Il 9 luglio «intervennero in maniera risolutiva» nell'abitazione di un 66enne, «mettendo a serio rischio la propria incolumità»

La velocità di azione e il sangue freddo hanno permesso di portare a termine l'intervento in modo brillante, tanto che i carabinieri hanno ricevuto l'elogio del prefetto Vittorio Zappalorto. L'episodio risale al 9 luglio: le pattuglie erano arrivate all'abitazione di un 66enne di Mira che si era barricato in casa e che improvvisamente è uscito all'esterno, brandendo un fucile da caccia ad altezza uomo, pronto a sparare. I carabinieri hanno reagito con prontezza, riuscendo a deviare la canna dell'arma verso l’alto di modo che i due colpi esplosi sono andati a vuoto.

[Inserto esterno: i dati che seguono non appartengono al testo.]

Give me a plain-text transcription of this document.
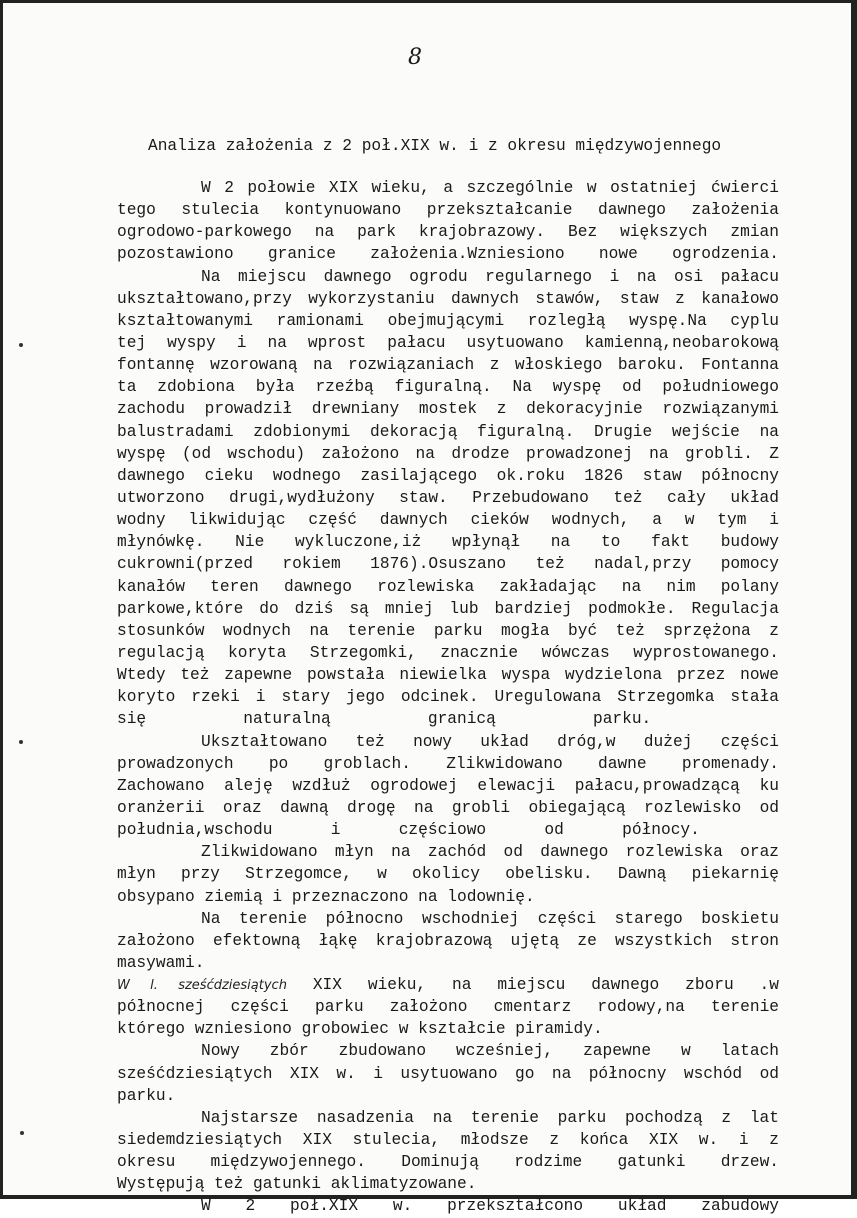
8
Analiza założenia z 2 poł.XIX w. i z okresu międzywojennego
W 2 połowie XIX wieku, a szczególnie w ostatniej ćwierci
tego stulecia kontynuowano przekształcanie dawnego założenia
ogrodowo-parkowego na park krajobrazowy. Bez większych zmian
pozostawiono granice założenia.Wzniesiono nowe ogrodzenia.
Na miejscu dawnego ogrodu regularnego i na osi pałacu
ukształtowano,przy wykorzystaniu dawnych stawów, staw z kanałowo
kształtowanymi ramionami obejmującymi rozległą wyspę.Na cyplu
tej wyspy i na wprost pałacu usytuowano kamienną,neobarokową
fontannę wzorowaną na rozwiązaniach z włoskiego baroku. Fontanna
ta zdobiona była rzeźbą figuralną. Na wyspę od południowego
zachodu prowadził drewniany mostek z dekoracyjnie rozwiązanymi
balustradami zdobionymi dekoracją figuralną. Drugie wejście na
wyspę (od wschodu) założono na drodze prowadzonej na grobli. Z
dawnego cieku wodnego zasilającego ok.roku 1826 staw północny
utworzono drugi,wydłużony staw. Przebudowano też cały układ
wodny likwidując część dawnych cieków wodnych, a w tym i
młynówkę. Nie wykluczone,iż wpłynął na to fakt budowy
cukrowni(przed rokiem 1876).Osuszano też nadal,przy pomocy
kanałów teren dawnego rozlewiska zakładając na nim polany
parkowe,które do dziś są mniej lub bardziej podmokłe. Regulacja
stosunków wodnych na terenie parku mogła być też sprzężona z
regulacją koryta Strzegomki, znacznie wówczas wyprostowanego.
Wtedy też zapewne powstała niewielka wyspa wydzielona przez nowe
koryto rzeki i stary jego odcinek. Uregulowana Strzegomka stała
się          naturalną          granicą          parku.
Ukształtowano też nowy układ dróg,w dużej części
prowadzonych po groblach. Zlikwidowano dawne promenady.
Zachowano aleję wzdłuż ogrodowej elewacji pałacu,prowadzącą ku
oranżerii oraz dawną drogę na grobli obiegającą rozlewisko od
południa,wschodu      i      częściowo      od      północy.
Zlikwidowano młyn na zachód od dawnego rozlewiska oraz
młyn przy Strzegomce, w okolicy obelisku. Dawną piekarnię
obsypano ziemią i przeznaczono na lodownię.
Na terenie północno wschodniej części starego boskietu
założono efektowną łąkę krajobrazową ujętą ze wszystkich stron
masywami.
W l. sześćdziesiątych XIX wieku, na miejscu dawnego zboru .w
północnej części parku założono cmentarz rodowy,na terenie
którego wzniesiono grobowiec w kształcie piramidy.
Nowy zbór zbudowano wcześniej, zapewne w latach
sześćdziesiątych XIX w. i usytuowano go na północny wschód od
parku.
Najstarsze nasadzenia na terenie parku pochodzą z lat
siedemdziesiątych XIX stulecia, młodsze z końca XIX w. i z
okresu międzywojennego. Dominują rodzime gatunki drzew.
Występują też gatunki aklimatyzowane.
W 2 poł.XIX w. przekształcono układ zabudowy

Stamattina il prefetto ha ricevuto a Venezia i militari protagonisti di quell'azione, il tenente Massimo Andreozzi e altri tre graduati della tenenza di Mira, accompagnati nell'occasione dal comandante provinciale e da quello della compagnia di Mestre. Zappalorto ha espresso parole di elogio per il loro operato, definendo l’intervento «risolutivo, oltremodo coraggioso nonché altamente professionale». Ha poi aggiunto che il loro comportamento «ha rispecchiato quelli che sono i valori fondanti dell’Arma, nei quali ogni onesto cittadino si riconosce».